Once your baby reaches her first birthday, you can start giving her whole cow’s milk, as long as she also has a balanced diet. In addition to the milk, your 1-year-old needs foods from the same four basic nutrition groups as you do, including fruits and vegetables, dairy products, grains, and meats or other sources of protein like fish, poultry and eggs, notes HealthyChildren.org, a website of the American Academy of Pediatrics. You shouldn't give your baby cow's milk before her first birthday because infants younger than age 12 months can't digest cow’s milk as completely or easily as they digest formula. Also, cow’s milk contains high concentrations of protein and minerals, which can affect an infant's kidneys and cause illness. At 1-year-old, you toddler needs about 1,000 calories a day for proper growth and energy.
Type of Milk
After you switch from formula, you should offer your baby whole vitamin D milk. Your 1-year-old typically needs the high fat content of whole milk to maintain normal weight gain. In certain instances, such as if your child is overweight or at risk for being overweight, your pediatrician might recommend 2 percent, or reduced fat, milk instead. If your child is lactose intolerant, you can offer fortified soy milk and milk alternatives. Talk to your child’s pediatrician about your choices. You should limit your child's milk intake to no more than 32 ounces per day after he is 1-year-old, according to HealthyChildren.org. Once your toddler reaches his second birthday, you can discuss switching to 2 percent milk with your pediatrician.
Introducing a Cup
To familiarize your child with drinking from a cup, start offering him a sippy cup of water or formula when he is about around 6-months-old. This is in addition to his regular bottle feedings. Even if most of the contents end up on the floor, your little one needs the practice. By the time he is 12-months-old, he should have the necessary motor skills to drink from the cup. He won’t be a pro, but he should get more in his mouth than on the floor.
Leaving the Bottle Behind
When your baby reaches her first birthday, you'll want her to give up drinking from a bottle all together. Keep in mind that the American Academy of Pediatrics recommends weaning a child from the bottle before she reaches 18-months-old, as prolonged bottle use can cause tooth decay and can encourage the child to drink more milk than necessary. Moreover, the longer your toddler drinks from a bottle, the harder it will be for her to break the habit.
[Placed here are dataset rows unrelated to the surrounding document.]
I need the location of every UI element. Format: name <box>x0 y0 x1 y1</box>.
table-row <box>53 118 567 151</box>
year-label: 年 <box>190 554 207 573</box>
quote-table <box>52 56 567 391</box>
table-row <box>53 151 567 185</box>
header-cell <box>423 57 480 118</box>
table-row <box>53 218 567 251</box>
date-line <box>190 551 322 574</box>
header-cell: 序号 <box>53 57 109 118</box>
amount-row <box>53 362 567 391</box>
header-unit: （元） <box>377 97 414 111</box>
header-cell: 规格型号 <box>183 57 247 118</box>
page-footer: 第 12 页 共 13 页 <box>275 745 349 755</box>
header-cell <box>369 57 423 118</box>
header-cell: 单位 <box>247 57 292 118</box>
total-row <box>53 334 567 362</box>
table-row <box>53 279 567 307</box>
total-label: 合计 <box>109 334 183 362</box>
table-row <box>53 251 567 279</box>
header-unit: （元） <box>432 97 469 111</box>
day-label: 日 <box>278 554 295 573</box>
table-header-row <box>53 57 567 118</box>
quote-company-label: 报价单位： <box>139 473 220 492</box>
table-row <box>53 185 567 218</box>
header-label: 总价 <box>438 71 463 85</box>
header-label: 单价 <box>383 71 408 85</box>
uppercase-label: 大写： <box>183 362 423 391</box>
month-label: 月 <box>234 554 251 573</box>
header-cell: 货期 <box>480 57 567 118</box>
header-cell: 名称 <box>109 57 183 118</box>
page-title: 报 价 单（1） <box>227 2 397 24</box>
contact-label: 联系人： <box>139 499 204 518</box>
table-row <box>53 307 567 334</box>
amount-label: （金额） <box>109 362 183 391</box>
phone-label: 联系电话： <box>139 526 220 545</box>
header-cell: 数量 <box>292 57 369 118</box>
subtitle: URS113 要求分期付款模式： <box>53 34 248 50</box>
If your baby is still quite attached to her bottle or to her formula after her first birthday, you might have to try some transitioning techniques to get her to give it up. Try offering cow’s milk in a sippy cup throughout the day. When you do give her milk or formula in a bottle, start to gradually dilute it with water over the course of a week or two. At the end of this time, the bottle should be pure water. She will most likely lose interest in the water and opt for the cow’s milk in a cup.